Der schöne Beck war verlobt!

Wie ein Orkan brauste es durch alle Kneipen und Ballsäle. Wie hieß die Glückliche, welche das entzückende Bärtchen Henri quatre kratzen fühlen durfte? Eine Dame der Halbwelt natürlich. Man konnte sich denken, daß Beck, ein schöner Mann, Lumpengeschmack hatte.

Eine krause Wut zeichnete nach dem Bekanntwerden so manches Mädchenantlitz der Oberwelt. Ein Beweis, wie beneidenswert eigentlich die Unterwelt war. Und man zweifelte nicht, daß dieser schöne Beck es fertig bringen würde, die berüchtigte Elena in der Oberwelt heimisch zu machen.

Elena saß dann mit ihrem bukettierten Rufe wie ein Schatten mitten unter den Frauen des unantastbaren Leumunds. Es war nicht auszudenken. Und doch war Beck so schön, daß keine einzige gegen ihn Stellung zu nehmen wagte, er konnte sich einfach alles erlauben. Man murrte in der Stille, und bewunderte seine Schönheit nach wie vor laut.

Ganz anders stand die Sache mit Beck selbst. Wohl hatte er sich verlobt, aber nur, um scheinbar zu heiraten. Er wollte es prüfen, wie der Wirbelwind in die Krinolinen fuhr. Deshalb hatte er sich Elena ausgesucht.
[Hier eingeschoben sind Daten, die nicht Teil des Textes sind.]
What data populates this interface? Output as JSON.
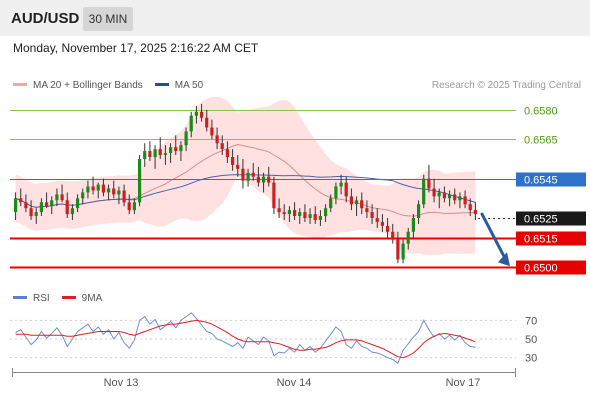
{
  "header": {
    "pair": "AUD/USD",
    "timeframe": "30 MIN",
    "timestamp": "Monday, November 17, 2025 2:16:22 AM CET"
  },
  "legend": {
    "bollinger_label": "MA 20 + Bollinger Bands",
    "ma50_label": "MA 50",
    "credit": "Research © 2025 Trading Central"
  },
  "rsi_legend": {
    "rsi_label": "RSI",
    "ma_label": "9MA"
  },
  "colors": {
    "candle_up": "#1a8a1a",
    "candle_down": "#cc1f1f",
    "bollinger_band": "#ffdcdc",
    "ma20": "#e08a8a",
    "ma50": "#4a63a8",
    "support": "#e60000",
    "pivot": "#2f72c9",
    "resistance": "#8dc24b",
    "last_price": "#1a1a1a",
    "forecast_arrow": "#2a5aa0",
    "rsi_line": "#6f8fd8",
    "rsi_ma": "#e02020"
  },
  "chart_data": [
    {
      "type": "candlestick",
      "title": "AUD/USD 30 MIN",
      "ylim": [
        0.6494,
        0.6586
      ],
      "x_tick_labels": [
        "Nov 13",
        "Nov 14",
        "Nov 17"
      ],
      "price_levels": [
        {
          "value": 0.658,
          "label": "0.6580",
          "kind": "resistance"
        },
        {
          "value": 0.6565,
          "label": "0.6565",
          "kind": "resistance"
        },
        {
          "value": 0.6545,
          "label": "0.6545",
          "kind": "pivot"
        },
        {
          "value": 0.6525,
          "label": "0.6525",
          "kind": "last"
        },
        {
          "value": 0.6515,
          "label": "0.6515",
          "kind": "support"
        },
        {
          "value": 0.65,
          "label": "0.6500",
          "kind": "support"
        }
      ],
      "forecast": {
        "direction": "down",
        "from": 0.6527,
        "to": 0.65
      },
      "ohlc": [
        [
          0.6528,
          0.6538,
          0.6524,
          0.6535
        ],
        [
          0.6535,
          0.654,
          0.6531,
          0.6533
        ],
        [
          0.6533,
          0.6537,
          0.6528,
          0.653
        ],
        [
          0.653,
          0.6534,
          0.6524,
          0.6526
        ],
        [
          0.6526,
          0.653,
          0.6522,
          0.6528
        ],
        [
          0.6528,
          0.6535,
          0.6526,
          0.6533
        ],
        [
          0.6533,
          0.6538,
          0.653,
          0.6531
        ],
        [
          0.6531,
          0.6536,
          0.6527,
          0.6534
        ],
        [
          0.6534,
          0.654,
          0.6531,
          0.6537
        ],
        [
          0.6537,
          0.6542,
          0.6533,
          0.6534
        ],
        [
          0.6534,
          0.6538,
          0.6525,
          0.6527
        ],
        [
          0.6527,
          0.6532,
          0.6524,
          0.653
        ],
        [
          0.653,
          0.6537,
          0.6528,
          0.6535
        ],
        [
          0.6535,
          0.654,
          0.6532,
          0.6538
        ],
        [
          0.6538,
          0.6544,
          0.6535,
          0.6541
        ],
        [
          0.6541,
          0.6546,
          0.6537,
          0.6539
        ],
        [
          0.6539,
          0.6543,
          0.6535,
          0.6542
        ],
        [
          0.6542,
          0.6545,
          0.6536,
          0.6538
        ],
        [
          0.6538,
          0.6542,
          0.6534,
          0.654
        ],
        [
          0.654,
          0.6544,
          0.6535,
          0.6537
        ],
        [
          0.6537,
          0.6541,
          0.6532,
          0.6539
        ],
        [
          0.6539,
          0.6542,
          0.6531,
          0.6533
        ],
        [
          0.6533,
          0.6537,
          0.6527,
          0.6529
        ],
        [
          0.6529,
          0.6535,
          0.6527,
          0.6533
        ],
        [
          0.6533,
          0.6557,
          0.6531,
          0.6555
        ],
        [
          0.6555,
          0.6563,
          0.6551,
          0.6559
        ],
        [
          0.6559,
          0.6564,
          0.6554,
          0.6556
        ],
        [
          0.6556,
          0.6562,
          0.655,
          0.656
        ],
        [
          0.656,
          0.6566,
          0.6555,
          0.6557
        ],
        [
          0.6557,
          0.6562,
          0.6552,
          0.6558
        ],
        [
          0.6558,
          0.6563,
          0.6553,
          0.6561
        ],
        [
          0.6561,
          0.6567,
          0.6557,
          0.6559
        ],
        [
          0.6559,
          0.6564,
          0.6554,
          0.6562
        ],
        [
          0.6562,
          0.6571,
          0.6559,
          0.6569
        ],
        [
          0.6569,
          0.6579,
          0.6566,
          0.6577
        ],
        [
          0.6577,
          0.6582,
          0.6573,
          0.6579
        ],
        [
          0.6579,
          0.6583,
          0.6574,
          0.6576
        ],
        [
          0.6576,
          0.658,
          0.6569,
          0.6571
        ],
        [
          0.6571,
          0.6575,
          0.6565,
          0.6567
        ],
        [
          0.6567,
          0.6571,
          0.656,
          0.6563
        ],
        [
          0.6563,
          0.6567,
          0.6557,
          0.656
        ],
        [
          0.656,
          0.6564,
          0.6553,
          0.6556
        ],
        [
          0.6556,
          0.656,
          0.6549,
          0.6552
        ],
        [
          0.6552,
          0.6557,
          0.6546,
          0.655
        ],
        [
          0.655,
          0.6555,
          0.654,
          0.6544
        ],
        [
          0.6544,
          0.655,
          0.6541,
          0.6548
        ],
        [
          0.6548,
          0.6553,
          0.6544,
          0.6546
        ],
        [
          0.6546,
          0.6551,
          0.6541,
          0.6543
        ],
        [
          0.6543,
          0.6548,
          0.6538,
          0.6546
        ],
        [
          0.6546,
          0.6551,
          0.6541,
          0.6543
        ],
        [
          0.6543,
          0.6546,
          0.6527,
          0.653
        ],
        [
          0.653,
          0.6535,
          0.6525,
          0.6528
        ],
        [
          0.6528,
          0.6532,
          0.6524,
          0.6527
        ],
        [
          0.6527,
          0.6531,
          0.6523,
          0.6529
        ],
        [
          0.6529,
          0.6533,
          0.6524,
          0.6526
        ],
        [
          0.6526,
          0.653,
          0.6522,
          0.6528
        ],
        [
          0.6528,
          0.6532,
          0.6523,
          0.6525
        ],
        [
          0.6525,
          0.653,
          0.6522,
          0.6527
        ],
        [
          0.6527,
          0.6531,
          0.6522,
          0.6524
        ],
        [
          0.6524,
          0.6529,
          0.6521,
          0.6526
        ],
        [
          0.6526,
          0.6532,
          0.6523,
          0.653
        ],
        [
          0.653,
          0.6537,
          0.6528,
          0.6535
        ],
        [
          0.6535,
          0.6543,
          0.6532,
          0.6541
        ],
        [
          0.6541,
          0.6547,
          0.6537,
          0.6543
        ],
        [
          0.6543,
          0.6546,
          0.6533,
          0.6536
        ],
        [
          0.6536,
          0.654,
          0.6529,
          0.6532
        ],
        [
          0.6532,
          0.6536,
          0.6526,
          0.6534
        ],
        [
          0.6534,
          0.6538,
          0.6527,
          0.653
        ],
        [
          0.653,
          0.6534,
          0.6525,
          0.6528
        ],
        [
          0.6528,
          0.6532,
          0.6522,
          0.6525
        ],
        [
          0.6525,
          0.653,
          0.652,
          0.6523
        ],
        [
          0.6523,
          0.6527,
          0.6518,
          0.6521
        ],
        [
          0.6521,
          0.6525,
          0.6515,
          0.6518
        ],
        [
          0.6518,
          0.6522,
          0.6512,
          0.6514
        ],
        [
          0.6514,
          0.6518,
          0.6502,
          0.6504
        ],
        [
          0.6504,
          0.6514,
          0.6502,
          0.6512
        ],
        [
          0.6512,
          0.652,
          0.6509,
          0.6518
        ],
        [
          0.6518,
          0.6527,
          0.6515,
          0.6525
        ],
        [
          0.6525,
          0.6534,
          0.6522,
          0.6532
        ],
        [
          0.6532,
          0.6547,
          0.653,
          0.6545
        ],
        [
          0.6545,
          0.6552,
          0.6538,
          0.654
        ],
        [
          0.654,
          0.6545,
          0.6533,
          0.6536
        ],
        [
          0.6536,
          0.654,
          0.653,
          0.6538
        ],
        [
          0.6538,
          0.6541,
          0.6533,
          0.6535
        ],
        [
          0.6535,
          0.6539,
          0.6531,
          0.6537
        ],
        [
          0.6537,
          0.654,
          0.6532,
          0.6534
        ],
        [
          0.6534,
          0.6538,
          0.653,
          0.6536
        ],
        [
          0.6536,
          0.6539,
          0.653,
          0.6532
        ],
        [
          0.6532,
          0.6535,
          0.6526,
          0.6529
        ],
        [
          0.6529,
          0.6533,
          0.6524,
          0.6527
        ]
      ]
    },
    {
      "type": "line",
      "title": "RSI",
      "ylim": [
        20,
        80
      ],
      "y_tick_labels": [
        "70",
        "50",
        "30"
      ],
      "series": [
        {
          "name": "RSI",
          "values": [
            57,
            60,
            52,
            44,
            49,
            58,
            51,
            56,
            62,
            54,
            42,
            50,
            58,
            62,
            66,
            58,
            63,
            55,
            60,
            50,
            57,
            46,
            40,
            49,
            70,
            74,
            66,
            71,
            60,
            64,
            69,
            62,
            70,
            74,
            78,
            72,
            65,
            58,
            56,
            50,
            48,
            45,
            42,
            46,
            40,
            52,
            48,
            44,
            52,
            48,
            32,
            36,
            35,
            40,
            36,
            44,
            38,
            42,
            36,
            40,
            48,
            55,
            63,
            58,
            44,
            40,
            48,
            42,
            40,
            36,
            35,
            33,
            30,
            28,
            24,
            38,
            45,
            52,
            58,
            70,
            60,
            52,
            56,
            50,
            54,
            49,
            54,
            46,
            42,
            41
          ]
        },
        {
          "name": "9MA",
          "values": [
            55,
            55,
            55,
            54,
            54,
            54,
            54,
            54,
            54,
            54,
            53,
            53,
            54,
            55,
            56,
            57,
            58,
            58,
            58,
            58,
            58,
            57,
            55,
            54,
            56,
            58,
            60,
            62,
            64,
            65,
            66,
            66,
            67,
            68,
            69,
            70,
            69,
            68,
            66,
            63,
            60,
            57,
            53,
            50,
            48,
            47,
            47,
            47,
            47,
            47,
            46,
            45,
            43,
            41,
            39,
            38,
            38,
            39,
            39,
            40,
            41,
            43,
            46,
            48,
            49,
            49,
            49,
            48,
            46,
            44,
            42,
            40,
            37,
            34,
            31,
            30,
            32,
            35,
            40,
            46,
            50,
            53,
            55,
            56,
            55,
            54,
            53,
            51,
            49,
            47
          ]
        }
      ]
    }
  ]
}
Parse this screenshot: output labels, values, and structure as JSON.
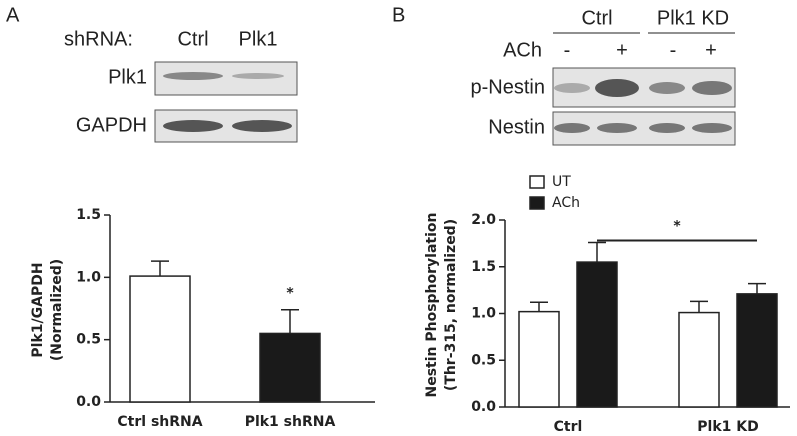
{
  "panel_labels": [
    "A",
    "B"
  ],
  "blot_a": {
    "header": "shRNA:",
    "lanes": [
      "Ctrl",
      "Plk1"
    ],
    "rows": [
      "Plk1",
      "GAPDH"
    ]
  },
  "blot_b": {
    "groups": [
      "Ctrl",
      "Plk1 KD"
    ],
    "treatment": "ACh",
    "lanes": [
      "-",
      "+",
      "-",
      "+"
    ],
    "rows": [
      "p-Nestin",
      "Nestin"
    ]
  },
  "chart_data": [
    {
      "type": "bar",
      "ylabel": [
        "Plk1/GAPDH",
        "(Normalized)"
      ],
      "categories": [
        "Ctrl shRNA",
        "Plk1 shRNA"
      ],
      "values": [
        1.01,
        0.55
      ],
      "errors": [
        0.12,
        0.19
      ],
      "colors": [
        "#ffffff",
        "#1a1a1a"
      ],
      "ylim": [
        0,
        1.5
      ],
      "yticks": [
        {
          "value": 0,
          "label": "0.0"
        },
        {
          "value": 0.5,
          "label": "0.5"
        },
        {
          "value": 1,
          "label": "1.0"
        },
        {
          "value": 1.5,
          "label": "1.5"
        }
      ],
      "annotation": "*"
    },
    {
      "type": "bar",
      "ylabel": [
        "Nestin Phosphorylation",
        "(Thr-315, normalized)"
      ],
      "categories": [
        "Ctrl",
        "Plk1 KD"
      ],
      "series": [
        {
          "name": "UT",
          "color": "#ffffff",
          "values": [
            1.02,
            1.01
          ],
          "errors": [
            0.1,
            0.12
          ]
        },
        {
          "name": "ACh",
          "color": "#1a1a1a",
          "values": [
            1.55,
            1.21
          ],
          "errors": [
            0.21,
            0.11
          ]
        }
      ],
      "ylim": [
        0,
        2
      ],
      "yticks": [
        {
          "value": 0,
          "label": "0.0"
        },
        {
          "value": 0.5,
          "label": "0.5"
        },
        {
          "value": 1,
          "label": "1.0"
        },
        {
          "value": 1.5,
          "label": "1.5"
        },
        {
          "value": 2,
          "label": "2.0"
        }
      ],
      "annotation": "*"
    }
  ]
}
Er hoffte, diese Person ebenso leicht, wie er sie genommen hatte, wieder abschieben zu können. Dann wäre die Frauenwelt noch rasender um ihn geworden, wenn er wieder frei war. Beck war ein dämonischer Kavalier und hatte sich dieses Programm ohne Mephistos Hilfe zurechtgelegt.

Elena hatte in ihrem Leben schon wahrhaft viel hinter sich und hatte energische Nüstern. Freilich, der schöne Beck war kühn genug, ein Scherzspiel mit ihr zu wagen.

Elena, war sie so unerfahren geblieben, daß sie dies nicht von der ersten Stunde an merkte, wie er mit wohlgesetzten Liebesschwüren nahte, heißes Begehren in den Augen?

Offenbar ließ sie sich von Beck anbeten nach Herzensnöten und war der Spielball seiner Liebesleidenschaft. Man glaubte, ein Kindchen zu sehen, so verändert war Elena. Sie gab sich ganz ihrem Heiland, dem schönen Beck, hin und sie zeigte sich hingegeben, unwiderstrebend allem, was er von ihr begehrte.

So kam es, daß der schöne Beck viel von ihr hatte und genug hatte, ganz wie er es ahnte. Er wußte, diese Hingabe an mich ist so groß, daß ich die Hingabe auch nicht einbüße, wenn ich Elena zu Boden trete.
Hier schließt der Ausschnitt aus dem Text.